It seems that retailers not only got an early start with holiday sales and promotions this year through paid search and shopping ads, but had a slightly different approach. Nordstrom, Bloomingdale's, Best Buy and others seemed to push consumers to their Web sites and into the physical stores through buy-online and pick up-in-store campaigns.
This might explain why e-commerce sales rose 9% to $1.1 billion on Thanksgiving Day and 10% to $1.7 billion on Black Friday, per comScore.
The uptick began early in November when Rakuten Marketing saw a 5% year-over-year increase in purchases, with ad-browsing activity. Clicks rose 24% and engagement rates rose 53%, suggesting that shoppers were searching for early holiday deals or for what they would buy later in the month.
Rakuten notes that on Thanksgiving Day, 51% of purchases occurred after 4 p.m. Eastern Standard Time (EST). Transactions spiked at 7 p.m., with 10 p.m. the peak spending time.
A little more than half of site visits occurred on mobile devices -- 37% from smartphones and 14% from tablets. Smartphone traffic briefly surpassed desktop traffic from 1 a.m. to 3 a.m. EST.
Smartphones played a stronger role this year when it came to the consumers' shopping journeys on Thanksgiving and Black Friday. Some 46% of all purchases made on those days originated and converted on a smartphone, and 26% originated on a smartphone and converted on a desktop.
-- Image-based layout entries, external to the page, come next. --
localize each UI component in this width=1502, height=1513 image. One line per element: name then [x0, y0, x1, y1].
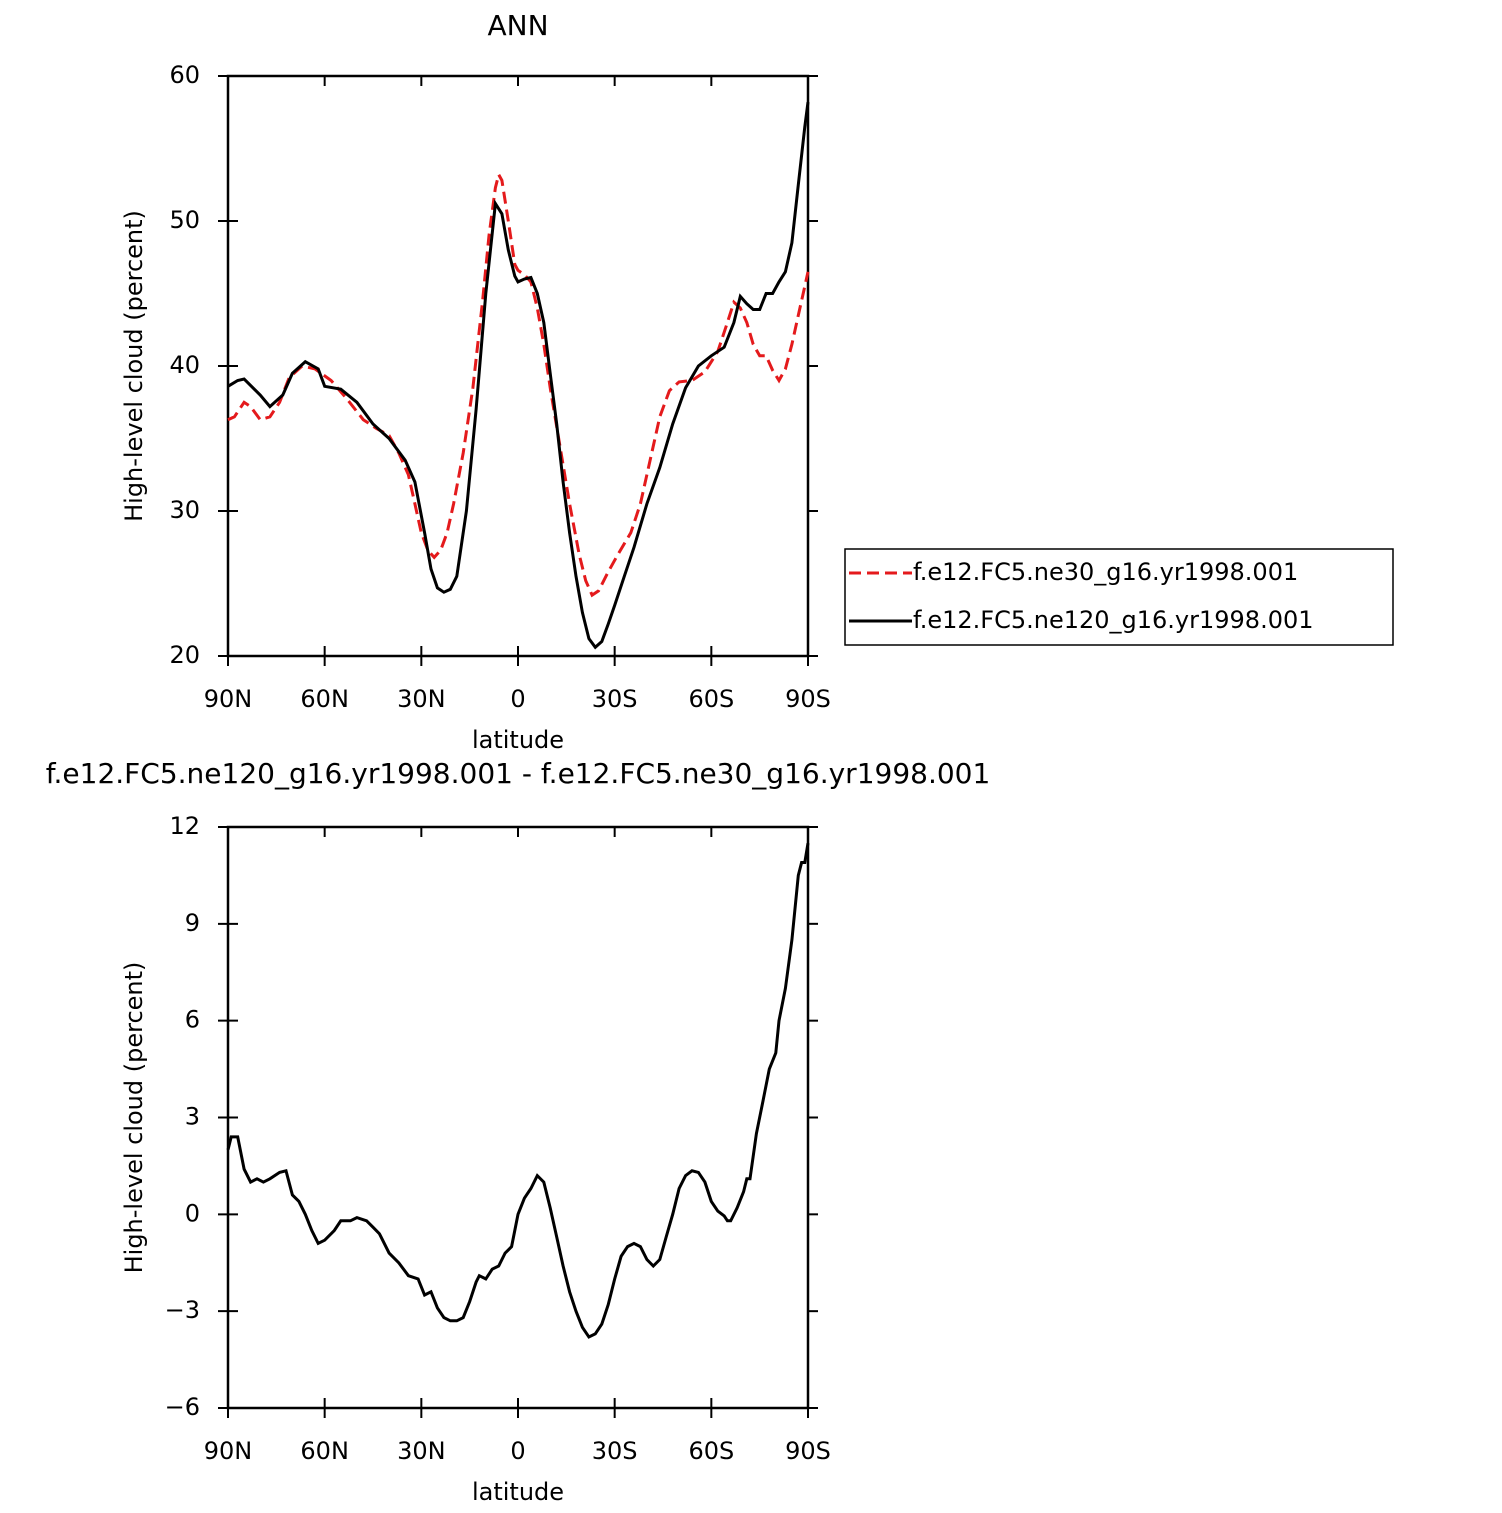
chart-title: ANN	[487, 9, 548, 42]
x-tick-label: 60S	[688, 1437, 734, 1465]
legend-label: f.e12.FC5.ne120_g16.yr1998.001	[913, 606, 1314, 634]
y-tick-label: 6	[185, 1006, 200, 1034]
y-axis-label: High-level cloud (percent)	[120, 210, 148, 522]
x-tick-label: 90N	[204, 685, 253, 713]
series-line	[227, 101, 810, 650]
y-tick-label: 12	[169, 812, 200, 840]
plot-frame	[226, 74, 810, 658]
x-tick-label: 0	[510, 685, 525, 713]
x-tick-label: 30N	[397, 1437, 446, 1465]
x-tick-label: 90N	[204, 1437, 253, 1465]
plot-frame	[226, 825, 810, 1410]
y-tick-label: 60	[169, 61, 200, 89]
x-tick-label: 90S	[785, 685, 831, 713]
y-tick-label: 40	[169, 351, 200, 379]
chart-title: f.e12.FC5.ne120_g16.yr1998.001 - f.e12.F…	[46, 757, 991, 790]
y-tick-label: 9	[185, 909, 200, 937]
y-tick-label: 50	[169, 206, 200, 234]
y-tick-label: 30	[169, 496, 200, 524]
y-tick-label: 3	[185, 1103, 200, 1131]
y-tick-label: 0	[185, 1199, 200, 1227]
series-line	[226, 842, 810, 1339]
legend-box	[844, 548, 1394, 646]
x-tick-label: 30S	[592, 685, 638, 713]
x-tick-label: 0	[510, 1437, 525, 1465]
x-axis-label: latitude	[472, 726, 564, 754]
series-line	[227, 170, 810, 598]
x-tick-label: 30S	[592, 1437, 638, 1465]
legend-label: f.e12.FC5.ne30_g16.yr1998.001	[913, 558, 1298, 586]
x-tick-label: 60N	[300, 685, 349, 713]
y-axis-label: High-level cloud (percent)	[120, 962, 148, 1274]
y-tick-label: 20	[169, 641, 200, 669]
x-tick-label: 60S	[688, 685, 734, 713]
y-tick-label: −6	[165, 1393, 200, 1421]
x-axis-label: latitude	[472, 1478, 564, 1506]
x-tick-label: 30N	[397, 685, 446, 713]
x-tick-label: 60N	[300, 1437, 349, 1465]
x-tick-label: 90S	[785, 1437, 831, 1465]
y-tick-label: −3	[165, 1296, 200, 1324]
Desktop-to-desktop conversions made up only 8% of purchase paths those days, vs. 30% of purchase paths for the rest of November.
Data from HookLogic, which supports retail Web sites like Target, looks very similar. Thanksgiving Day ecommerce traffic rose 2.7 times and conversions jumped 4.2 times the October daily average for retail stores. Black Friday online traffic jumped 4.5 times the average; and conversions, 6.2 times the average.
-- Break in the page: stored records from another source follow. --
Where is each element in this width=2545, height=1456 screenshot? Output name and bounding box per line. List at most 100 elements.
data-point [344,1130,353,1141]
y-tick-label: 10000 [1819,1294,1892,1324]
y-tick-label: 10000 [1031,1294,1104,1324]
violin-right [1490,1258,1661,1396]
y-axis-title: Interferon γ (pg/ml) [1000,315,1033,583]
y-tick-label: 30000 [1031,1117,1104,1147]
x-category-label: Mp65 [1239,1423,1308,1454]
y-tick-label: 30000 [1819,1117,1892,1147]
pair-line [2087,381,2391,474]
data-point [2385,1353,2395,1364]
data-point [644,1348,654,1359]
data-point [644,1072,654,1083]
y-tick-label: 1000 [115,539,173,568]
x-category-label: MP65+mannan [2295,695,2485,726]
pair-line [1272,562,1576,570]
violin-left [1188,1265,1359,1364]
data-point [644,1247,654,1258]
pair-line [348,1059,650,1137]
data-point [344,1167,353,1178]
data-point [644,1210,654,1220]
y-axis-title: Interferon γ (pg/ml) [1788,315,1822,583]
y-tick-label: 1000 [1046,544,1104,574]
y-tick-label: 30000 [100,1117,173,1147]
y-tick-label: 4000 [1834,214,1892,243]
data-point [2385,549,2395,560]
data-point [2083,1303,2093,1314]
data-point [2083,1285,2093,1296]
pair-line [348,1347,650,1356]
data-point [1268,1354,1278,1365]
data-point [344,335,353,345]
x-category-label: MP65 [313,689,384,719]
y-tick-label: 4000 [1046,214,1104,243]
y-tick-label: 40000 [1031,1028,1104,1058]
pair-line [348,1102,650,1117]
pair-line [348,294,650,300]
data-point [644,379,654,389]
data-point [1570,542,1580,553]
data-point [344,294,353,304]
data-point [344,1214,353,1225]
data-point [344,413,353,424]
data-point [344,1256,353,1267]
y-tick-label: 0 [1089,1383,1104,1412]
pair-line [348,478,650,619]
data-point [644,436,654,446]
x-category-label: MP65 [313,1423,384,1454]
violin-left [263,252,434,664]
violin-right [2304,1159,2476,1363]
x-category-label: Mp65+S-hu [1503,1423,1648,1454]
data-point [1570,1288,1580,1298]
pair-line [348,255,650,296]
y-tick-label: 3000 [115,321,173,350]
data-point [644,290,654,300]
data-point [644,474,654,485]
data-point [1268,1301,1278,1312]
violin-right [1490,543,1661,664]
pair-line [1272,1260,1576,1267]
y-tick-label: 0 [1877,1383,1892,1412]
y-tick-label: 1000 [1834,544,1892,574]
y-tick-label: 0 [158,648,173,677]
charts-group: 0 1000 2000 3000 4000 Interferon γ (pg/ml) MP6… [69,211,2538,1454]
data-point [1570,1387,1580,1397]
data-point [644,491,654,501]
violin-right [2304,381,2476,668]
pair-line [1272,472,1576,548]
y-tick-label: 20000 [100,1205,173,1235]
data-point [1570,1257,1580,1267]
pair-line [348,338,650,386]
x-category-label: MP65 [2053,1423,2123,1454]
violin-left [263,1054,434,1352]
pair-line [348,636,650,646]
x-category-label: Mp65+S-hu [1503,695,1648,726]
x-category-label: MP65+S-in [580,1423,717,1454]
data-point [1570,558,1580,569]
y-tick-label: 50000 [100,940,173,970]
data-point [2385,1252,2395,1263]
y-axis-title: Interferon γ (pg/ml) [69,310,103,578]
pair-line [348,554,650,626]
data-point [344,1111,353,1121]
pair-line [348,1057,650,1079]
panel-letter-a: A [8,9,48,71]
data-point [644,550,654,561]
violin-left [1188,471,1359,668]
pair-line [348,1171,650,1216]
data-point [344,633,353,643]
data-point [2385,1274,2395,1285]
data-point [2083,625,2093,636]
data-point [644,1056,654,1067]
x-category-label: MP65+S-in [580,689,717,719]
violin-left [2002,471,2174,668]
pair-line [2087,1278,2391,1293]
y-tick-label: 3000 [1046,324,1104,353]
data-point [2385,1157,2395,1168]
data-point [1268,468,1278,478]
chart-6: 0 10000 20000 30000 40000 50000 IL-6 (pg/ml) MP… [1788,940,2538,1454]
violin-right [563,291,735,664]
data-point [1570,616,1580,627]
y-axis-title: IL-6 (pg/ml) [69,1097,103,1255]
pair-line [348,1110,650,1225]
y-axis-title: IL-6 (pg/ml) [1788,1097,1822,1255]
Mobile devices took the biggest share of online traffic, at 71% vs. desktop at 29%, at 7 am E.S.T. on Thanksgiving Day.
Orders grew 15.6% on Black Friday 2015, compared with the prior year. Some 36.1% were placed on mobile, phones and tablets, up from 30.3% on Black Friday 2014.
Online conversions jumped 9.8-times the daily average at noon EST on Black Friday, and the U.K. saw the rise of "Midnight
Shoppers" who drove up ecommerce traffic by 330 times greater than the average early morning hour, 1 a.m. Overall, ecommerce revenue rise 16.1% on Black Friday 2015 compared with the prior year.
Some 77.6% of all orders made on mobile devices occurred on Apple devices, while 22.1% occurred on Android devices.
Email marketing was the primary channel
driving online sales, accounting for 25.1% of transactions.